Cultural authenticity is a big part of the new vision.
The Sto:lō Gift Shop is getting ready for grand re-opening celebrations on Friday, November 28 and Saturday, November 29.
They’ve renovated the shop on the Coqualeetza site, and added art work, clothing and designs from even more aboriginal artists and artisans.
“The gift shop’s new approach and development offers quality products and service in a warm traditional setting,” said Francine Douglas, cultural tourism and events coordinator for Sto:lo Tourism.
They’re stocked up with everything from greeting cards, beaded earrings, flip flops to cedar hats, carved masks and paintings. Some items cost $10, while others go right up into the hundreds or thousands.
“Authenticity is really important,” said Douglas. “For for too long our people have not capitalized on this to the degree they could have.
“We see others moving forward in this way, and have seen some take (aboriginal) designs or pieces that tell our story, and slap it on a cup to sell for profit.
“But part of what we want to do here is tell the real story of our culture, of our history, of our families, of our artists.
“In Sto:lo communities, our artists are not just making things that are pretty, they have an important role to play in passing down our teachings.”
One of the shop’s featured artists, Carrielynn Victor, is an example of someone who actively shares the teachings, said Douglas.

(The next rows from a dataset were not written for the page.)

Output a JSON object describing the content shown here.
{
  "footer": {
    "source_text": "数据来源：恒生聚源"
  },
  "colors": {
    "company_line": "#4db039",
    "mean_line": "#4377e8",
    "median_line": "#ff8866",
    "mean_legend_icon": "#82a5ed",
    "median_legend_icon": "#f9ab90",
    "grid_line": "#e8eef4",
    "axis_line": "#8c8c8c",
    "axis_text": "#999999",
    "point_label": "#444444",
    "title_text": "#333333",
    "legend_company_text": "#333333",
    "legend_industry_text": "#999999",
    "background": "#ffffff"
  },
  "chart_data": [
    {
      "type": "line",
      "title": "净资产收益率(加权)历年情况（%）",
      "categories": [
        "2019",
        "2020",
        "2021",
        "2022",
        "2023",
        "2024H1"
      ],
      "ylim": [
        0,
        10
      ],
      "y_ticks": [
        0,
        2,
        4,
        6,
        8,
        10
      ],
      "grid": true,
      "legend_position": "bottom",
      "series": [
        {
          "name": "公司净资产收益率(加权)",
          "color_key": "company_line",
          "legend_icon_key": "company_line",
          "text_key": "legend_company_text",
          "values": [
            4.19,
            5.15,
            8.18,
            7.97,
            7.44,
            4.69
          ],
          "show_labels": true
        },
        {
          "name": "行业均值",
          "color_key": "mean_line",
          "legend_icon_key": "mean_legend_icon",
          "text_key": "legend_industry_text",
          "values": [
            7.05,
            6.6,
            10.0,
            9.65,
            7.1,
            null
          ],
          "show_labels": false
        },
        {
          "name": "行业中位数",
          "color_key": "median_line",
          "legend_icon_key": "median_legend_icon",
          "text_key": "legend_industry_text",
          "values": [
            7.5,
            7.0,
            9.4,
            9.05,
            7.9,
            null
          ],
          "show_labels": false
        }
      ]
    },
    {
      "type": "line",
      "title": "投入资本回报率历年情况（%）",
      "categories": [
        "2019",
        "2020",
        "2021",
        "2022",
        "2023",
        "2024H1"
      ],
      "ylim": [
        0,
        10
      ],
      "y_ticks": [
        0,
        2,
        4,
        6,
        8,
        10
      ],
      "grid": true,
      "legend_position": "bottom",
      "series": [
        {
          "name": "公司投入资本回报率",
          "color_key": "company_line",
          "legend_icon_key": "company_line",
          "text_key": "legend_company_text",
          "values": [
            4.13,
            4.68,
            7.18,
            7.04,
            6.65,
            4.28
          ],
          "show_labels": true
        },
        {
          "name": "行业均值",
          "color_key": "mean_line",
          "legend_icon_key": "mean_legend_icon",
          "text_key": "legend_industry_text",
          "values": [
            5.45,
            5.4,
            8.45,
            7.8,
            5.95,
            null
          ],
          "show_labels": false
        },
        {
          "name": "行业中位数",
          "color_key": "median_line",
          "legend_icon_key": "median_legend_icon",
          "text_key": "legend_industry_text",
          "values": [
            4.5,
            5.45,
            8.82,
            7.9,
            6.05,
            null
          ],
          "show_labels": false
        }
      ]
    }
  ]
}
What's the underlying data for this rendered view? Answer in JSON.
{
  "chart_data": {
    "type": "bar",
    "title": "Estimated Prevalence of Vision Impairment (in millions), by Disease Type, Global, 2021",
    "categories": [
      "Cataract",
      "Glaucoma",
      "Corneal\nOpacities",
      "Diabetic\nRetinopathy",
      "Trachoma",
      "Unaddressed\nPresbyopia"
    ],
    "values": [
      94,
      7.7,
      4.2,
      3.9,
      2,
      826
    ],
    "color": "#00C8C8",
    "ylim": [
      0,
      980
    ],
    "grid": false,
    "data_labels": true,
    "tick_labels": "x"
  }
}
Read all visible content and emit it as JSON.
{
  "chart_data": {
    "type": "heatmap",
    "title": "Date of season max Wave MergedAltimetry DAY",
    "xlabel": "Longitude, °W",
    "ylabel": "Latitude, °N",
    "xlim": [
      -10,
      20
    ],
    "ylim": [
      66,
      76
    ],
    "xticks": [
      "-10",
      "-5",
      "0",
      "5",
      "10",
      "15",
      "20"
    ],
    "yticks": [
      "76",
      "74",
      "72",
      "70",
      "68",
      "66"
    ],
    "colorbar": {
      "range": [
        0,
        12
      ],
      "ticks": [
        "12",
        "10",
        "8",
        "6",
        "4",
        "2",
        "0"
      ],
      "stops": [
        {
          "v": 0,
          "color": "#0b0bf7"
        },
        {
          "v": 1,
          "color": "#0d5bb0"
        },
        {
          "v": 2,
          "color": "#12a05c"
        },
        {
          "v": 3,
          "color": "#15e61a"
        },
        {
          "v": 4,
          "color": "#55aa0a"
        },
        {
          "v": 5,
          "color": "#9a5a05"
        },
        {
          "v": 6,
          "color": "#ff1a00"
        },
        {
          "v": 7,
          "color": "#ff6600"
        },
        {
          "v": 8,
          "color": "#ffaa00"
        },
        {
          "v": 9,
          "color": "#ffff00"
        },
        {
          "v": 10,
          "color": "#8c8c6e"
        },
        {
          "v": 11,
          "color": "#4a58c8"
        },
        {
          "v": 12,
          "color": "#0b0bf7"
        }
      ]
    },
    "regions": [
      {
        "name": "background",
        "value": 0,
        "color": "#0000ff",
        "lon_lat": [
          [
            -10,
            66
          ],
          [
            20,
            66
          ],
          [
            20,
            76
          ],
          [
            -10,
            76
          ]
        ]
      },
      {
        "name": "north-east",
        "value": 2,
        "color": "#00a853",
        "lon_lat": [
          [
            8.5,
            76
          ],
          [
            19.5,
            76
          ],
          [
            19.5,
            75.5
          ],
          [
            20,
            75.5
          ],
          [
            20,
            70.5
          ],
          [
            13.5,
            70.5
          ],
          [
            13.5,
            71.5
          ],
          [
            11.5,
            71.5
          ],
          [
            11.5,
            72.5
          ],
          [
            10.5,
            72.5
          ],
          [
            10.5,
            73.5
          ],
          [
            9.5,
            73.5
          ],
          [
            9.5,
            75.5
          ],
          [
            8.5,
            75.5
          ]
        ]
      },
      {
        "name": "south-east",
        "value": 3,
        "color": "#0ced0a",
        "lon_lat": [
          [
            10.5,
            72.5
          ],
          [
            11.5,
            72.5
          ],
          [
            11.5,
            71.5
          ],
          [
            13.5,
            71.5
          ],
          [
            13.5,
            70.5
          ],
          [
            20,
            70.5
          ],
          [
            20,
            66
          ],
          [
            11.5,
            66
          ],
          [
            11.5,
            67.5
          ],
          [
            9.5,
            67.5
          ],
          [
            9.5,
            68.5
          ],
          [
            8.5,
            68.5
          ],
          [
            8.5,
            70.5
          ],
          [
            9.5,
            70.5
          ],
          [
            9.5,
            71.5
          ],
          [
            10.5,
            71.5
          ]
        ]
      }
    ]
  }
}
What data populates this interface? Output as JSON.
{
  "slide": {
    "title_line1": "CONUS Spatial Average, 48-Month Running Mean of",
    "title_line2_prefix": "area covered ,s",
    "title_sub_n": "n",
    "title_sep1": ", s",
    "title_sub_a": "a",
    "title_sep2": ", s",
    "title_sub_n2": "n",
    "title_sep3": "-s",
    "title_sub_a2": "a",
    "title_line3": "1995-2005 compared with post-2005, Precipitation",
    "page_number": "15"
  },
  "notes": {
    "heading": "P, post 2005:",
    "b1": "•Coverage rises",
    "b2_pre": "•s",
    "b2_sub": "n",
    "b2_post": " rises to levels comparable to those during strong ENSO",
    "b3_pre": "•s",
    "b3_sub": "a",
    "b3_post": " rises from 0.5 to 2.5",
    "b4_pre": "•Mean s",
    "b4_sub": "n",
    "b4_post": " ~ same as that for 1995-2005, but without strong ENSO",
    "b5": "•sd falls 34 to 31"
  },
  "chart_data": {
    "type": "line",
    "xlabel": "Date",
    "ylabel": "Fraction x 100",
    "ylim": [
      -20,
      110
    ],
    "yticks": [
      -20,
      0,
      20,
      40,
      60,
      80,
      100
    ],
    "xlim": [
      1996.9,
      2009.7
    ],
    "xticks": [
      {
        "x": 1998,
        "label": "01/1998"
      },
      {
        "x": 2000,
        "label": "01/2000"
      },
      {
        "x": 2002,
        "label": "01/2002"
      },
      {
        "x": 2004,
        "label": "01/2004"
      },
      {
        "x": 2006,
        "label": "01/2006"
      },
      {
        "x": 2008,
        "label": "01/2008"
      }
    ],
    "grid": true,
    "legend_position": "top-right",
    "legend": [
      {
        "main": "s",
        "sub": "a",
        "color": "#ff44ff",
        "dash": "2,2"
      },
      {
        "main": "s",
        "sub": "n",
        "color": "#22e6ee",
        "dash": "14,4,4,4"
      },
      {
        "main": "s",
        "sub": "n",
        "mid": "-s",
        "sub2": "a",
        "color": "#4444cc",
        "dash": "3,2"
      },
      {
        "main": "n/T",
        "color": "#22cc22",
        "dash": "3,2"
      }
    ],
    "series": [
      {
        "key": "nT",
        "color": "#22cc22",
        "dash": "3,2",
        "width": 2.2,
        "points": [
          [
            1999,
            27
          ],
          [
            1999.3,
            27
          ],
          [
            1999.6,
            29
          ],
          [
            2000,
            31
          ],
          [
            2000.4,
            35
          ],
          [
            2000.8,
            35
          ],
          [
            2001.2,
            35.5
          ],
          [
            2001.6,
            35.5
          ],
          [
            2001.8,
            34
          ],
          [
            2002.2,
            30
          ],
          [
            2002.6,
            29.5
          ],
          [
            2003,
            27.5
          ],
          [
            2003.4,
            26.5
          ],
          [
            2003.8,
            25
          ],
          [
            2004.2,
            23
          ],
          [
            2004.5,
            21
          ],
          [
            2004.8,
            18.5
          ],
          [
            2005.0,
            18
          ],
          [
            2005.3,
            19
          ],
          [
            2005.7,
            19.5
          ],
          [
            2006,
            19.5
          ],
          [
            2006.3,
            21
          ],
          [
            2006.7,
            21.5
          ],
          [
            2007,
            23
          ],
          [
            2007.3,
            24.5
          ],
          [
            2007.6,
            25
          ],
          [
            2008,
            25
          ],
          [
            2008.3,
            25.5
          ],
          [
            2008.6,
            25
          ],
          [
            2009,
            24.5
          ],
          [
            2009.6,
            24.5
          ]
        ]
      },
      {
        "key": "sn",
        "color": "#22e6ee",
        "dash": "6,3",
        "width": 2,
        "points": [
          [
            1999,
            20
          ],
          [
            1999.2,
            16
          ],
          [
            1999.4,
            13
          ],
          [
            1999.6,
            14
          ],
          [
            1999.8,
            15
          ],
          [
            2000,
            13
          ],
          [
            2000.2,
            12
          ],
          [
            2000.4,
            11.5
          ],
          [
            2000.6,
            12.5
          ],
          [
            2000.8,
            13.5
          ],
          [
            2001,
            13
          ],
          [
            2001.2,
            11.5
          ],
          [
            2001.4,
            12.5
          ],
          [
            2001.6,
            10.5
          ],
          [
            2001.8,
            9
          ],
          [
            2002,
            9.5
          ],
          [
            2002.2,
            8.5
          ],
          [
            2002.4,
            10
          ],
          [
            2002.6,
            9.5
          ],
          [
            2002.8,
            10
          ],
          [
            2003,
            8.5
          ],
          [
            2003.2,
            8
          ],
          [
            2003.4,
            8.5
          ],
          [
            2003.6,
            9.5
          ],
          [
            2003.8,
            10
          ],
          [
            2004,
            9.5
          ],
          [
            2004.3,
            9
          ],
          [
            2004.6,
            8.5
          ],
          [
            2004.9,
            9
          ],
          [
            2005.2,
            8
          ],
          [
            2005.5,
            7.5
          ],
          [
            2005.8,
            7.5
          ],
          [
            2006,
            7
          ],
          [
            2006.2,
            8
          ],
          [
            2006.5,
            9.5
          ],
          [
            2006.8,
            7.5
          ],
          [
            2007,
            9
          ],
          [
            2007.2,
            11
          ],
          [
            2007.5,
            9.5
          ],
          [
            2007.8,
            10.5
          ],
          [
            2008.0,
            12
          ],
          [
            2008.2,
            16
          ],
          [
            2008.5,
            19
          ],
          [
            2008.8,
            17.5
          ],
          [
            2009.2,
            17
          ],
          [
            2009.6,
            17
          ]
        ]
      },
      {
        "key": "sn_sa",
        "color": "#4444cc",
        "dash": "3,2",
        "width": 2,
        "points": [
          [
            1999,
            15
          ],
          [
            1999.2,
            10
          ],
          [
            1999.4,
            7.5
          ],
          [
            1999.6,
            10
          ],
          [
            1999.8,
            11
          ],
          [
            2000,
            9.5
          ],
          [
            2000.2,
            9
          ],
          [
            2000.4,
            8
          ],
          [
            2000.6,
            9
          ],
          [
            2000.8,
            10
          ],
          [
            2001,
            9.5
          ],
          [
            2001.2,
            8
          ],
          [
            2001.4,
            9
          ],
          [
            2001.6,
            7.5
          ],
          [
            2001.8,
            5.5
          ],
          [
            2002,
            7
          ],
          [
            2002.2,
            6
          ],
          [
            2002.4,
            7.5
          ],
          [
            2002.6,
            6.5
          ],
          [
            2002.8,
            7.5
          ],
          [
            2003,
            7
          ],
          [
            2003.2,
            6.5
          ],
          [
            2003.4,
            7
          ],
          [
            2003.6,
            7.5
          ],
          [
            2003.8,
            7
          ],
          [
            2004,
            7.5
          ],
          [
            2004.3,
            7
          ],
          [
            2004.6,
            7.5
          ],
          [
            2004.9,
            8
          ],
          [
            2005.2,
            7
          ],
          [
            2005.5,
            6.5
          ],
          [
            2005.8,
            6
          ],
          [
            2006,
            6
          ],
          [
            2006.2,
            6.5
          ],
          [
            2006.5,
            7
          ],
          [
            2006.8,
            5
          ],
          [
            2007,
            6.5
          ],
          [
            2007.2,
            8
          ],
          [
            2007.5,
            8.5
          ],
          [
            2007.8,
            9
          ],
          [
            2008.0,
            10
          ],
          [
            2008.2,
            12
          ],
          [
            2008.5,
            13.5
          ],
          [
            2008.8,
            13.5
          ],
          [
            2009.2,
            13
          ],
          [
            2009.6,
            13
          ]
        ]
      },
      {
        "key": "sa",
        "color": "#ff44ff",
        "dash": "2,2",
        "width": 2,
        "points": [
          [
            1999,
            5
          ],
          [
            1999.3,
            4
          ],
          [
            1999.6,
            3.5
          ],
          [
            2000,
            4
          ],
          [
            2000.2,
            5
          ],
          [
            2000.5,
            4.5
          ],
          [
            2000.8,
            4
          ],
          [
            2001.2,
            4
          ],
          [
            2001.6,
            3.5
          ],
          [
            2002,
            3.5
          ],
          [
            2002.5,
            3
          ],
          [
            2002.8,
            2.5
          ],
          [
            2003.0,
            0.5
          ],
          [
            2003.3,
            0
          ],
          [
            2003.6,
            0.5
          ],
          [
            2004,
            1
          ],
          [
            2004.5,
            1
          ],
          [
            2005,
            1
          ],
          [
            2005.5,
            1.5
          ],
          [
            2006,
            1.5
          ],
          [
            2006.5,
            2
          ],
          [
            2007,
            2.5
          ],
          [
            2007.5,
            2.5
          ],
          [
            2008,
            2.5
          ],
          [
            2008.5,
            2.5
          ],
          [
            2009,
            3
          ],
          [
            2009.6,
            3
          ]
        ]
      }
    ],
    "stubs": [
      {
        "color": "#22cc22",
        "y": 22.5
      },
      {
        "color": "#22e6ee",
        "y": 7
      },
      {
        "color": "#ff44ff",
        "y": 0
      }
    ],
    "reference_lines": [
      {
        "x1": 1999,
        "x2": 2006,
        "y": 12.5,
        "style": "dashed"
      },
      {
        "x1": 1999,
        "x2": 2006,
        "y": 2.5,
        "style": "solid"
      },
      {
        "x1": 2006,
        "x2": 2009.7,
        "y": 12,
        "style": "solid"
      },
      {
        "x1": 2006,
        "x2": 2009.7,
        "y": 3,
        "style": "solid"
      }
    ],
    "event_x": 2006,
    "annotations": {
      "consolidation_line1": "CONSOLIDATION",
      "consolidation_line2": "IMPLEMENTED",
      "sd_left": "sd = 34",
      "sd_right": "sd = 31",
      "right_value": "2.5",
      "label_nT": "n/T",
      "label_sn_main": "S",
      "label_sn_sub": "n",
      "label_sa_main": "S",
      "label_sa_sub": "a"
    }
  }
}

“She’s actually out on the land, learning the culture and passing that information down for us,” she said.
Victor is a traditional plant practitioner, as well as a visual artist, writer, hip hop artist, with a strong interest in her roots.
She’ll be sharing a blend of traditional Sto:lo tea with visitors at the opening. It is Labrador tea, made from leaves she gathered herself.
“It’s a popular day to day tea because it’s so mild. We call it moqwem,” Victor said. “It’s becoming really hard to find in the Fraser Valley because it grows in bogs, and we’ve seen wetlands decrease.”
She’ll be adding some dried rosehips to the tea, which were grown outside the shop, for added vitamin C.
Some of her artwork is featured in the shop from a book on the Oregon Spotted Frog, called Shy frog, to Chickadee Sunset prints in brilliant orange, to her rainbow inspired T-shirt design of Chilliwack Mountain called Finding Violet.
The tea will be served at the grand opening celebrations, along with bannock, but will not be for sale.
The timing is also in time for the holidays, with one of a kind items going on the shelves from local Sto:lō artisans as well as gift products, books, housewares, blankets, ties, scarves and other images from aboriginal artists from around B.C. The two-day Grand Opening will include a Sto:lō traditional welcome and ribbon cutting ceremony at 2 p.m. on Friday, November 28, and then opportunities for visitors to experience Sto:lō culture, history and art.
On both days, the Sto:lō Gift Shop will feature cultural tours at 1 p.m., cedar bracelet making at 2:30 p.m., Sto:lō Film Screening at 3 p.m., Salish Weaving on a traditional loom at 4 p.m. and Bannock with jam and Traditional Sto:lō tea throughout the day. A fashion show with Lyn Kay Peters and Nikki LaRock is set for Friday November 28 at 7 p.m. as a part of the opening celebrations.
The building which houses the gift shop and interpretive centre was originally designed like a traditional long house, with slanted rooflines and cedar plank siding.
Guests can enter at the gift shop throughout the two days and a winner will be selected by random draw at closing on Saturday.
The Sto:lō Gift Shop will be open Thursdays through Saturdays from 10:00 a.m. to 5:30 p.m. during the Christmas season for unique cultural gifts. The shop is on the Sto:lo Nation site, at the back of the grounds, at 19-7201 Vedder Road.